Are t-intervals more appropriate in certain situations and wilson intervals in others?
Precisely this. They apply to two different situations, the first being (at least approximately) normally distributed values, the second for proportions based on binomially distributed counts.
There are a number of t-intervals, but generally speaking, they are all used, in essence, when you are trying to construct an interval for a population mean, with unknown variance (so the two are estimated from the sample). Discussion of a basic case is here.
The Wilson score interval, on the other hand, is used when dealing with proportions. It's for constructing an interval for a population proportion (a proportion is itself a kind of mean, but one where the variance is related to the mean). It's one of a number of intervals used for binomial population proportions. It's used for situations where the basic data is counts.

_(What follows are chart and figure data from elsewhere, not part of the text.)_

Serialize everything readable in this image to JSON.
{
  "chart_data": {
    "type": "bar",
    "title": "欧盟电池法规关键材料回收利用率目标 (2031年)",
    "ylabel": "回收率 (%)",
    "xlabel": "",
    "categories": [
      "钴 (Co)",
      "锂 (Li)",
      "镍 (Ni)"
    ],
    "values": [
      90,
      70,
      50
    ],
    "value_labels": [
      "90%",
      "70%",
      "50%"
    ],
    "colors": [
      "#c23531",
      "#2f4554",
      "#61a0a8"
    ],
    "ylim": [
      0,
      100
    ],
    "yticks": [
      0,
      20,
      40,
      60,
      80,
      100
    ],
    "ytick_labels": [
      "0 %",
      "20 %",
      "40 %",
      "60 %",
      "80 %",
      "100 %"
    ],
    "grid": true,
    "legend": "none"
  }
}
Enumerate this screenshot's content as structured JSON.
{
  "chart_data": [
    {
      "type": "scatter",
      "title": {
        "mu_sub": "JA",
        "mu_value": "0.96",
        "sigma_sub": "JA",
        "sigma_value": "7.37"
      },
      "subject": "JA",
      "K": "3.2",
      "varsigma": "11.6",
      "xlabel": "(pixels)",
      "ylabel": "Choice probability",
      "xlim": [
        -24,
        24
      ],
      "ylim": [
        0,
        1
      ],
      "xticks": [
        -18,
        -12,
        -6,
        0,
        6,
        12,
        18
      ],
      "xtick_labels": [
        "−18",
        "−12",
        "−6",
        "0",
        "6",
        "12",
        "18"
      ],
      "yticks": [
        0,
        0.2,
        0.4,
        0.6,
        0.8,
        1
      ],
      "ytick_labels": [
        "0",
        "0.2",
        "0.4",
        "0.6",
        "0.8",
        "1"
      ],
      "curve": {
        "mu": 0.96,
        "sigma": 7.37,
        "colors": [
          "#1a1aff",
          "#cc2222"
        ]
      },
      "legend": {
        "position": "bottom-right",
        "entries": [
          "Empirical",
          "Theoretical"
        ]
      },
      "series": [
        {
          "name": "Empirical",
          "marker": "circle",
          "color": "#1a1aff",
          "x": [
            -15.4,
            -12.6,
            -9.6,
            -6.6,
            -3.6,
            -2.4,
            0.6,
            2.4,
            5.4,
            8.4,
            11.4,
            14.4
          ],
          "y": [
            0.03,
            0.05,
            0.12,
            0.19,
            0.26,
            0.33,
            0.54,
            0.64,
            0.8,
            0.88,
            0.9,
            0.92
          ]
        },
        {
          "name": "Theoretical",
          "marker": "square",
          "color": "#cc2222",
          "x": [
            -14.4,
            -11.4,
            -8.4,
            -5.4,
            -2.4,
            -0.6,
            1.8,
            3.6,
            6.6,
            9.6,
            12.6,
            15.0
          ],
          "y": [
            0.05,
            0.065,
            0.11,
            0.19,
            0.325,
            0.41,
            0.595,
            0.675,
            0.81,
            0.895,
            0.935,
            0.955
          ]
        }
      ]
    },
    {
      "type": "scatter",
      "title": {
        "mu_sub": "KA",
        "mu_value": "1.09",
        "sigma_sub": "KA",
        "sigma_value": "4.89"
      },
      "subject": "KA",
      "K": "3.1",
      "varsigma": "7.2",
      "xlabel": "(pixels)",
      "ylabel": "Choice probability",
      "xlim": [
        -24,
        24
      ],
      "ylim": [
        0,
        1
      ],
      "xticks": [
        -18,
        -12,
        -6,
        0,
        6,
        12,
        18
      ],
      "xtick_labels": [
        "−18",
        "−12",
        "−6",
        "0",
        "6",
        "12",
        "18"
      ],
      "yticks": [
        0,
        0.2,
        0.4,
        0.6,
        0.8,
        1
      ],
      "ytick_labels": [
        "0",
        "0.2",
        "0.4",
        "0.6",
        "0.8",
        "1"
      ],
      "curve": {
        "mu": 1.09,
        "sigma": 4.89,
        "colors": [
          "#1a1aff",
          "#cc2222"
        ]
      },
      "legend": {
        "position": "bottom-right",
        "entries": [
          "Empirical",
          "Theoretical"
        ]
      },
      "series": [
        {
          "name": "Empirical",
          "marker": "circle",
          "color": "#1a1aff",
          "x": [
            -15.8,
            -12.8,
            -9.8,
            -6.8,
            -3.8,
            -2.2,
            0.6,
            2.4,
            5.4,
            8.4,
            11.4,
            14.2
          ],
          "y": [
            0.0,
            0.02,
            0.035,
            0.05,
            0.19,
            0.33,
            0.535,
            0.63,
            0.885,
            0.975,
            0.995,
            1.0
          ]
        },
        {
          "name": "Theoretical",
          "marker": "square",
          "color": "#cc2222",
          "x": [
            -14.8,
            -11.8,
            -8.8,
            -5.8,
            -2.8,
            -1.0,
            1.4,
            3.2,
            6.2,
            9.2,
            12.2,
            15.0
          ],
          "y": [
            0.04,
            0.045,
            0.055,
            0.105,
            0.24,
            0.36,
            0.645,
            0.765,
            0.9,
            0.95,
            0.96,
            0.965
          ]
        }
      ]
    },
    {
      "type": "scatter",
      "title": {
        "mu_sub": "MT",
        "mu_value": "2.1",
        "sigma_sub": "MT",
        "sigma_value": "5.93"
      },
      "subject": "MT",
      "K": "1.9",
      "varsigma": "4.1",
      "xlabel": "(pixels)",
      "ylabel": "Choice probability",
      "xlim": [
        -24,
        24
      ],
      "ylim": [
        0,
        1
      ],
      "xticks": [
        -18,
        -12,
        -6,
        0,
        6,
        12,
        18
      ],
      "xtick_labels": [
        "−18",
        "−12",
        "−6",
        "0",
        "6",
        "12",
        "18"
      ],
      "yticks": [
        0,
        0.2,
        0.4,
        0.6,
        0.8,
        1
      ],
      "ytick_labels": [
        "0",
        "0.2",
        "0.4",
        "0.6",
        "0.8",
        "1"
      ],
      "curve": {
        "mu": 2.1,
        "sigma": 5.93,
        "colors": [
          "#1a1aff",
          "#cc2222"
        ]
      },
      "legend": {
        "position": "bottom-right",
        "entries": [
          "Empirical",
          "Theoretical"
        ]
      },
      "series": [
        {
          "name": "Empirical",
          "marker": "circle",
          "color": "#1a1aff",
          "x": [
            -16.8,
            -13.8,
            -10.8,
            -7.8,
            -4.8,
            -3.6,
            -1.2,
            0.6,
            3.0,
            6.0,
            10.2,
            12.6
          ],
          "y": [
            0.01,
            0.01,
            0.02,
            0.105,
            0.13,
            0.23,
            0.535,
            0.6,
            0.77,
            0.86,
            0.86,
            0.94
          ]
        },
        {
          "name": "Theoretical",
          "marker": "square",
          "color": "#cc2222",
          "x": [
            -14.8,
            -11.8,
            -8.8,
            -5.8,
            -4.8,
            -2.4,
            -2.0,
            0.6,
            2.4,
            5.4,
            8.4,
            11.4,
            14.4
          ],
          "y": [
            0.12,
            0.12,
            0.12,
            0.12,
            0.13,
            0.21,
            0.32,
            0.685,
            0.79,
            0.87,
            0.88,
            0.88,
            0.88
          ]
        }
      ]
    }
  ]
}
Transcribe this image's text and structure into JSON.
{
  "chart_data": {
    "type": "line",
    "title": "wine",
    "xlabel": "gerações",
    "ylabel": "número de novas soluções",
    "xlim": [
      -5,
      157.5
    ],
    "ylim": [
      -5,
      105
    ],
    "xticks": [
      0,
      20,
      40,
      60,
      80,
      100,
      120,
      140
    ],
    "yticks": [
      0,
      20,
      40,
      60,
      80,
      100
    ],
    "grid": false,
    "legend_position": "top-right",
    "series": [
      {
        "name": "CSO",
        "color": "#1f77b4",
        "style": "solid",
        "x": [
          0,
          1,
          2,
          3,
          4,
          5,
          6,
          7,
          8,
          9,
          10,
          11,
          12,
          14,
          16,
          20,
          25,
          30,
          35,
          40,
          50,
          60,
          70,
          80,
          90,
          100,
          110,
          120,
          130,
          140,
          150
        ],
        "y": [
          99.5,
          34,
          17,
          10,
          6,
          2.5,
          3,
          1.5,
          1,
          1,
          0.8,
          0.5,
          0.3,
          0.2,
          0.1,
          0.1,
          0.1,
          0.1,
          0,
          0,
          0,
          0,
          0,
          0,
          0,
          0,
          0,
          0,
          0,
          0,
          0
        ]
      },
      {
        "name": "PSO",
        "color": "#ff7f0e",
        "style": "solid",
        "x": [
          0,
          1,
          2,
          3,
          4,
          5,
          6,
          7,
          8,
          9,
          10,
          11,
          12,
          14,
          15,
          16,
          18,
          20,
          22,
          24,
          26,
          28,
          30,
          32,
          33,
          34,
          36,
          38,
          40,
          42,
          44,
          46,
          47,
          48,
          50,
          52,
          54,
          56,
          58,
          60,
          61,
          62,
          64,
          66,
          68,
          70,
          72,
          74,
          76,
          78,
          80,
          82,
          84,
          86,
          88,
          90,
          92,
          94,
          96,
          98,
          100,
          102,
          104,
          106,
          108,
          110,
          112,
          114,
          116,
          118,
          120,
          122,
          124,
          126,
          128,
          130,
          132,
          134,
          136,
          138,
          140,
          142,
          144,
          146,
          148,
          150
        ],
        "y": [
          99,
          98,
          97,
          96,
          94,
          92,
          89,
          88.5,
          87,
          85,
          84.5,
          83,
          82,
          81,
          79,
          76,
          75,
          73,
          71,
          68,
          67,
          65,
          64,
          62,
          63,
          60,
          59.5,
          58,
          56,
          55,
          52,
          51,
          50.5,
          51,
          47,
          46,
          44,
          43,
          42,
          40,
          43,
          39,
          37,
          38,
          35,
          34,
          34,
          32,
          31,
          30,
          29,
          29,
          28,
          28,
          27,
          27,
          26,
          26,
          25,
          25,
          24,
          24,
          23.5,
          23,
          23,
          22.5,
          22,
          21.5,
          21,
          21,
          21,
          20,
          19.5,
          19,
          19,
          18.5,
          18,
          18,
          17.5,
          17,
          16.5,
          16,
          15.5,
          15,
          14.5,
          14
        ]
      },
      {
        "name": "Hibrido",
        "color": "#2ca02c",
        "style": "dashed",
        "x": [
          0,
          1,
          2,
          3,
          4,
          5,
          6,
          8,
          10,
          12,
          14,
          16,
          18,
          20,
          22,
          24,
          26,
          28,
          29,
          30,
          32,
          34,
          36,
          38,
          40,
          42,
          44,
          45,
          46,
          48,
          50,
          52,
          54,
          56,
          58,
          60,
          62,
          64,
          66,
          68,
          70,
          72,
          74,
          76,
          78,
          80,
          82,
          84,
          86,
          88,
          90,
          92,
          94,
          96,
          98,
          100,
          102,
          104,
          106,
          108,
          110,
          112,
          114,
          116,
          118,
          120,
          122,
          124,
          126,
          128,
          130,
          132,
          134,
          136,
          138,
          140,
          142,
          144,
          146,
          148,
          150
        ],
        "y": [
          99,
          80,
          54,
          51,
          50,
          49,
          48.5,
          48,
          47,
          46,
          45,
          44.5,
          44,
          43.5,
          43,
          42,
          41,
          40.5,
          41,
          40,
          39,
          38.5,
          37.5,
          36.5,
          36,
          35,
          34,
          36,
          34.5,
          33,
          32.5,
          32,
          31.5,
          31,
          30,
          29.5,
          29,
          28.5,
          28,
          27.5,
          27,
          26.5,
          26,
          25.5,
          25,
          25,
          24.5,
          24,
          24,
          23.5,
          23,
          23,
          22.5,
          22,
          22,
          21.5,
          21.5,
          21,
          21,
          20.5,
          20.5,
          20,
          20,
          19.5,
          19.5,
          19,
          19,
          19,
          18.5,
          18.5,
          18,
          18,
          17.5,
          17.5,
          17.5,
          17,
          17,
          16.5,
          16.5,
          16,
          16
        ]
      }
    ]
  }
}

A common way to derive intervals is via pivotal quantities (a good term to search on here, there are a number of answers that discuss simple examples). A pivotal quantity is a function of observations and unobservable parameters whose probability distribution does not depend on the unknown parameters.
So in the case of a t-interval, the interval is based on t-distributions because $\frac{\bar x -\mu}{s/\sqrt n}$* is a pivotal quantity which has a t-distribution.
* or a structurally similar statistic for other t-intervals
That this has a t-distribution relies on the independence of $\bar x$ and $s$, which you have under normality. In the case of a proportion, you don't have a separate estimate of variance, you only have the proportion itself. The independence isn't there, so there's no basis on which to construct a t-interval.
Instead, the Wilson interval is based on the statistic in a score test, which will be asymptotically normal.